Northanger Abbey at Orange Tree Theatre review: Austen would thoroughly approve of this playful adaptation

Rebecca Banatvala (Cath), Sam Newton (Hen) (Pamela Raith)
Rebecca Banatvala (Cath), Sam Newton (Hen) (Pamela Raith)

This smartly playful adaptation of Jane Austen’s first completed novel is a purist’s nightmare, but I reckon Austen would thoroughly approve. Playwright Zoe Cooper merges the author with her heroine Catherine Morland and suggests that perhaps the book’s real romance lies between Catherine and her best friend Isabella, rather than her ostensible beau Henry, with his fastidious manners and interest in women’s fashion.

It’s performed by three wryly charming actors deftly chopping and changing roles on a hot-pink stage, with little more than trunks and chandeliers as props. Yet it asks big, clever questions about personal agency, authorship and control. The script switches between first and third person narratives and different time periods and tenses: I had to look up what turned out to be the Future Perfect.

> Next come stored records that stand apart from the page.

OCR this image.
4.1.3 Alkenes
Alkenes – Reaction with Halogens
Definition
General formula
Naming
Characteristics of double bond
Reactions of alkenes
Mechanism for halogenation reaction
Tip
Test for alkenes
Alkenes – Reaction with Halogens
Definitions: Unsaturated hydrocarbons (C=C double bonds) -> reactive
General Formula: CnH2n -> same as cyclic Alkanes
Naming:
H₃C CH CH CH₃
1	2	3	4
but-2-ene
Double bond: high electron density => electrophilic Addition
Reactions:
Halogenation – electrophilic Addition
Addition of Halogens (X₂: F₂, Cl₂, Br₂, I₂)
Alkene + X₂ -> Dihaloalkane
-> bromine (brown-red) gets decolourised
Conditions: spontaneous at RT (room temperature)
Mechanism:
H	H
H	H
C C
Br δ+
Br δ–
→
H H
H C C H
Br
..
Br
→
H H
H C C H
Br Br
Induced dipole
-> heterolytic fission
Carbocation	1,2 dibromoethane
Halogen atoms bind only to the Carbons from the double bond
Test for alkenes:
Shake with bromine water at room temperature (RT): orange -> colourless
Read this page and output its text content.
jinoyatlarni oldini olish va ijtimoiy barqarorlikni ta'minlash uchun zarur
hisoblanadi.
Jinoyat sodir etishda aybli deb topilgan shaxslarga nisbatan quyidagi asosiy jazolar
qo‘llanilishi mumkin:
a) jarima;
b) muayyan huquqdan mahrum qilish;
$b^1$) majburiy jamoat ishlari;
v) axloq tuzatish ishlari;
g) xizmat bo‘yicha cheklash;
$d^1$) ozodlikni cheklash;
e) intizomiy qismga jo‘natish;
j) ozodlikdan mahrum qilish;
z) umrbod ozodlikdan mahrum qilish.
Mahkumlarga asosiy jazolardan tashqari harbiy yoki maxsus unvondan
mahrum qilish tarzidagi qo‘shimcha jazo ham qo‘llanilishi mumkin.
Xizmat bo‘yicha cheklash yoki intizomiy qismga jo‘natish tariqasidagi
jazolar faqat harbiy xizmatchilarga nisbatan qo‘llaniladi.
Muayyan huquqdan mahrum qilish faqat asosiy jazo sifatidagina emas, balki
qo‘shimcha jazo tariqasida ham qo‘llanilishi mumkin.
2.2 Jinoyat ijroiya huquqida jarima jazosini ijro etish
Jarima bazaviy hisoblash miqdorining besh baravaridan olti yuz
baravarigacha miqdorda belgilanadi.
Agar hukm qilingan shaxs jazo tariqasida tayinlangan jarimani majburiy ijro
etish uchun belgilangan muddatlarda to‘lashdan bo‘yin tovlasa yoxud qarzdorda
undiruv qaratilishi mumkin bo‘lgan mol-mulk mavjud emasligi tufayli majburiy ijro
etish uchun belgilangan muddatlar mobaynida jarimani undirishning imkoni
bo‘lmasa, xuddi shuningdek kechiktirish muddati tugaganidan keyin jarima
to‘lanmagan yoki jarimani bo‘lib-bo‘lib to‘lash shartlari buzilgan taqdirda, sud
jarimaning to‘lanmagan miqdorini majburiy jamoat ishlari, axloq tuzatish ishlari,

The brio of Tessa Walker’s co-production for the Orange Tree and theatres in Bolton, Scarborough and Keswick, falters at the end when the script also loses momentum. I still loved it because, like Northanger Abbey, it’s about imagination, and testing the limits of convention.

Rebecca Banatvala (Cath), AK Golding (Iz) (Pamela Raith)
Rebecca Banatvala (Cath), AK Golding (Iz) (Pamela Raith)

Written in 1803 but posthumously published in 1818, Austen’s novel is a satire on the fashionable Gothic romances that northern vicar’s daughter Catherine avidly devours. Cooper makes clear early on that the raging imagination of her Cath (the other main character names are also shortened, to Iz and Hen) is a metaphor for hormones. “I find myself longing for balls,” Cath tells us, knowingly.

And so, she’s packed off with slightly posher relatives to dance away the season in Bath, and hopefully to snag a man in possession of a large, spooky castle. Rebecca Banatvala has a pert, expressive wilfulness as Cath, and quickly establishes a rapport with the audience. AK Golding brings a sultry swagger to Iz while Sam Newton is all misplaced goodwill as Hen. Both of them know how to sell a sight gag or double-entendre and work a crowd, too.

But amid all the meta jokiness, both theatrical and literary, this show pulses with real passions. Drunken soldiers represent a potent sexual threat in the decorous ballrooms of Bath, and there’s heat between Cath and Iz as they skulk conspiratorially down alleyways. Cath’s wish for romance and danger is also a wish to “escape the world, how it works and who we find ourselves to be in it”. Hen disgustedly describes the Morlands as “quite destitute” at one point. “No,” she ripostes. “We’re only not rich.”

The ending collapses as it’s rewritten before our eyes by Cooper, by Austen/Cath and by the other characters, also suddenly asserting their independence. The final image is not one of marital “perfect felicity”, but a sweet vision of Iz happening upon a copy of Northanger Abbey years later and finding her true self pressed between the pages.